Players argue that they need to keep their skills sharp, so they must play somewhere. Presumably they’re not robbing others of their income because they need the money themselves. Four NHL players are scheduled to make $12 million this season (if they play). Under the just-expired collective bargaining agreement, the minimum salary is $525,000 a year. None of these men should be suffering financially, unless they have made extraordinarily bad financial decisions. (The average Albertan, in 2011, made $23.84 an hour, or $46,488 a year.)
Not nearly enough concern has been shown for the support personnel in the game, from game-day staff (working at or near minimum wage) to office workers to scouts. Many of these people have already been asked to sacrifice income as the dispute drags on and stand to lose much more, including their jobs, if the regular season doesn’t start on Oct. 11, as scheduled.

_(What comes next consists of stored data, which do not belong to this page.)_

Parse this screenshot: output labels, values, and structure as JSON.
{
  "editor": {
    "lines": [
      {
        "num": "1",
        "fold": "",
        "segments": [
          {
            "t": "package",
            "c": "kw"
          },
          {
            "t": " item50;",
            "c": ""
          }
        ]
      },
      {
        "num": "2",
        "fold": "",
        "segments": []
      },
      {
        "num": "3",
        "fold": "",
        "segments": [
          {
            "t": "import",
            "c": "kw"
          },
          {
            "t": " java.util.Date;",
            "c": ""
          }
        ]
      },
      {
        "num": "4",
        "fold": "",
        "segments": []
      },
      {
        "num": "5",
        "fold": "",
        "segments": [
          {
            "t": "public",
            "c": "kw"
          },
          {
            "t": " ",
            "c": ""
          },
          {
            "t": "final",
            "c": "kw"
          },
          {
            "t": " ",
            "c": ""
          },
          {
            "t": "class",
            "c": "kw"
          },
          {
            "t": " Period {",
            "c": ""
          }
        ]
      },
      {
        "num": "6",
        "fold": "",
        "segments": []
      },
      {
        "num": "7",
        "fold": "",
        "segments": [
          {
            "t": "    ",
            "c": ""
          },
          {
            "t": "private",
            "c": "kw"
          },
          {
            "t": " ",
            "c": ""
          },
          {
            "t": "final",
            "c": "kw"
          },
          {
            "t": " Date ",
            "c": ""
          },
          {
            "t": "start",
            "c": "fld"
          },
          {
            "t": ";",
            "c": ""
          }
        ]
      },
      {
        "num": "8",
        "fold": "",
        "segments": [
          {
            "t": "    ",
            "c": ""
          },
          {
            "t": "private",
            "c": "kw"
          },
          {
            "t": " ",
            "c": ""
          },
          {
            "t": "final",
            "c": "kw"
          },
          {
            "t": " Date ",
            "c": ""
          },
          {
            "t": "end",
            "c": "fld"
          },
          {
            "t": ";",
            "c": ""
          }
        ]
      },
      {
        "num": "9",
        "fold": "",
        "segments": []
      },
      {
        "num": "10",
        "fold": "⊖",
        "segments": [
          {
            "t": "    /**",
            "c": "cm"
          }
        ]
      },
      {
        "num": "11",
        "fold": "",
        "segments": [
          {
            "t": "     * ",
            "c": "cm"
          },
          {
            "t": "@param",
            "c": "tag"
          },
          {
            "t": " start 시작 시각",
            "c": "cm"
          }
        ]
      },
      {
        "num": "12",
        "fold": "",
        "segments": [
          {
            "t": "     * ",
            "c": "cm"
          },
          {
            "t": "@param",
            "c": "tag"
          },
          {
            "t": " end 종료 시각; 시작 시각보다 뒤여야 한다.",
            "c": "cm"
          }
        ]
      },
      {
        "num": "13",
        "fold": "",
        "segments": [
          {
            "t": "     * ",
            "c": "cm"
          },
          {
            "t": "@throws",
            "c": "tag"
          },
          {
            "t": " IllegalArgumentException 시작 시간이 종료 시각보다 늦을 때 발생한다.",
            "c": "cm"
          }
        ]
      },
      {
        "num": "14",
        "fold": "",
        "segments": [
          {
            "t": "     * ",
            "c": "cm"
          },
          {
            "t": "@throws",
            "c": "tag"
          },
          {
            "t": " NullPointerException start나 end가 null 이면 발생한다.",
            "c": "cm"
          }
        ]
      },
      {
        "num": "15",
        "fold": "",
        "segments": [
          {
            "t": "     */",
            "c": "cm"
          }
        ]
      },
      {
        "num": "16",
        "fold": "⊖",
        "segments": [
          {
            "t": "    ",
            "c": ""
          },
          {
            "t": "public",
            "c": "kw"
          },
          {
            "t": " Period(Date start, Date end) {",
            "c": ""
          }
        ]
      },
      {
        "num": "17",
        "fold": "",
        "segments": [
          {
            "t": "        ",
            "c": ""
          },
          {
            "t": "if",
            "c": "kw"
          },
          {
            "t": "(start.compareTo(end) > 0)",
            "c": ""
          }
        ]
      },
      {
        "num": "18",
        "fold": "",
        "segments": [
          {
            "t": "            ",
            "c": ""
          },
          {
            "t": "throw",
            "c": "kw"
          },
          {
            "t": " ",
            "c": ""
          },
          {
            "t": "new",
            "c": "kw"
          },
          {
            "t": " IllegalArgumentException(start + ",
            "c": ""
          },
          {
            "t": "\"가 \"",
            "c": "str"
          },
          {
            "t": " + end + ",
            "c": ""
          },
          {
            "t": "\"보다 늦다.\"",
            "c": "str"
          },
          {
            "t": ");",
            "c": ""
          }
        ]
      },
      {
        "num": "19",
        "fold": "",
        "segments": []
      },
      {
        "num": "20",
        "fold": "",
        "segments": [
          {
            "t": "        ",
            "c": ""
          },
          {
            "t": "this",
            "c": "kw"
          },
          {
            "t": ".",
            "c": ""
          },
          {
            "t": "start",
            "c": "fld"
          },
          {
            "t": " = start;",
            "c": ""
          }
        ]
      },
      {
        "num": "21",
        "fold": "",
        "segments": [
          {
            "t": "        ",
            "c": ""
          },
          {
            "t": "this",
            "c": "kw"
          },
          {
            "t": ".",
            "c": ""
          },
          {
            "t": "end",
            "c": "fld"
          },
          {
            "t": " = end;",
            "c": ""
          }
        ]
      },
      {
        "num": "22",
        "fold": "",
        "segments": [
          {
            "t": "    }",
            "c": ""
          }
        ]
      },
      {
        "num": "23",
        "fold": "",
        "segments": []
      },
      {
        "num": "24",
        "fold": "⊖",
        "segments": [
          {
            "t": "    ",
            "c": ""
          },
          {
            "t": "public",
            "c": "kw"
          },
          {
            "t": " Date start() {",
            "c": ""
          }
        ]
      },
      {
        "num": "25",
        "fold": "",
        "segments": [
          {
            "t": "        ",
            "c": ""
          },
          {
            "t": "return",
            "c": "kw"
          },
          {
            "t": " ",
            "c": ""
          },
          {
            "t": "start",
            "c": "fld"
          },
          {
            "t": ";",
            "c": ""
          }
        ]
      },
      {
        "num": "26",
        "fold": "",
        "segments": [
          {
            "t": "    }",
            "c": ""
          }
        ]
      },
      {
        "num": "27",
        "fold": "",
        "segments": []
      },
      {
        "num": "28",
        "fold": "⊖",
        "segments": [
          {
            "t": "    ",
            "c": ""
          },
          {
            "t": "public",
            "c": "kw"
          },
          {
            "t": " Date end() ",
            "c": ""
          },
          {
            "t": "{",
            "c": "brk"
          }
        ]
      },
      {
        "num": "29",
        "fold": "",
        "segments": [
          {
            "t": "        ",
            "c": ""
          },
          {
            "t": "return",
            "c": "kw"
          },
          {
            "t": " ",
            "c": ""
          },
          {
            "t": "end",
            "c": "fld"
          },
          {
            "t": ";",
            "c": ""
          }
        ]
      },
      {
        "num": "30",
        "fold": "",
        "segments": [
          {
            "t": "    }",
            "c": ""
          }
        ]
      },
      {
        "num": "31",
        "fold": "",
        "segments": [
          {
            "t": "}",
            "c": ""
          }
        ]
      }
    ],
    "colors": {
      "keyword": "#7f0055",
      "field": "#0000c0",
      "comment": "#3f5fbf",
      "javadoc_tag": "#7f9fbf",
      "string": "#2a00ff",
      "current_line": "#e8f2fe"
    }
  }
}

And too little is thought of all the ancillary businesses that count on NHL games to draw patrons and employ countless people, from restaurants and bars to hotels and parking lots, and beyond.
So whatever the NHL-NHLPA dispute is about, it is certainly not about improving the lot of the working person.
It is about rich, entitled people on both sides wanting to squeeze every penny out of the paying public.
And that paying public is already up to its ears, or beyond.
At $3.3 billion (income from tickets, broadcasts and merchandise), the hockey-related revenue waiting to be carved up by owners and players is pretty close to obscene. It has increased more than 50 per cent from $2 billion in 2004 (when the last lockout wiped out the complete 2004-2005 season). Last year, each of the 30 NHL teams was constrained by a salary cap of $63.4 million, and that represented 57 per cent of hockey-related revenue.
The players propose a $69-million cap for the 2012-2013 season; the owners want something less, based on their proposal of 46 per cent of hockey-related revenue going to players in the next year, and moving to 50 per cent in the latter half of a proposed new six-year deal.
It’s not uncommon for businesses to devote 50 per cent of their revenue to employees, but players seem to have forgotten that they are not the only employees.
And everyone involved in this mess seems to have forgotten the fans.
The assumption in all the economic models in play seems to be that the fans will continue to pay ridiculous amounts to see live hockey. (At the top end, the Edmonton Oilers, for example, charge about $300 for a single game ticket, and $62, with fees, at the bottom end. By contrast, to watch junior hockey in Red Deer, you pay $17.75 for an adult or $9.75 for a child.)
In the wake of the lost 2004-2005 NHL season, fans came back in droves. The NHL is quite happy to trot out studies that show that the game’s fans are the most loyal, and the most well-off financially, of all North American pro sports devotees.
Inevitably, Canadian fans in particular will be played for huge suckers again when a deal is reached.
And the two sides in this dispute will be no closer to understanding how predatory they all are.
John Stewart is the Advocate’s managing editor.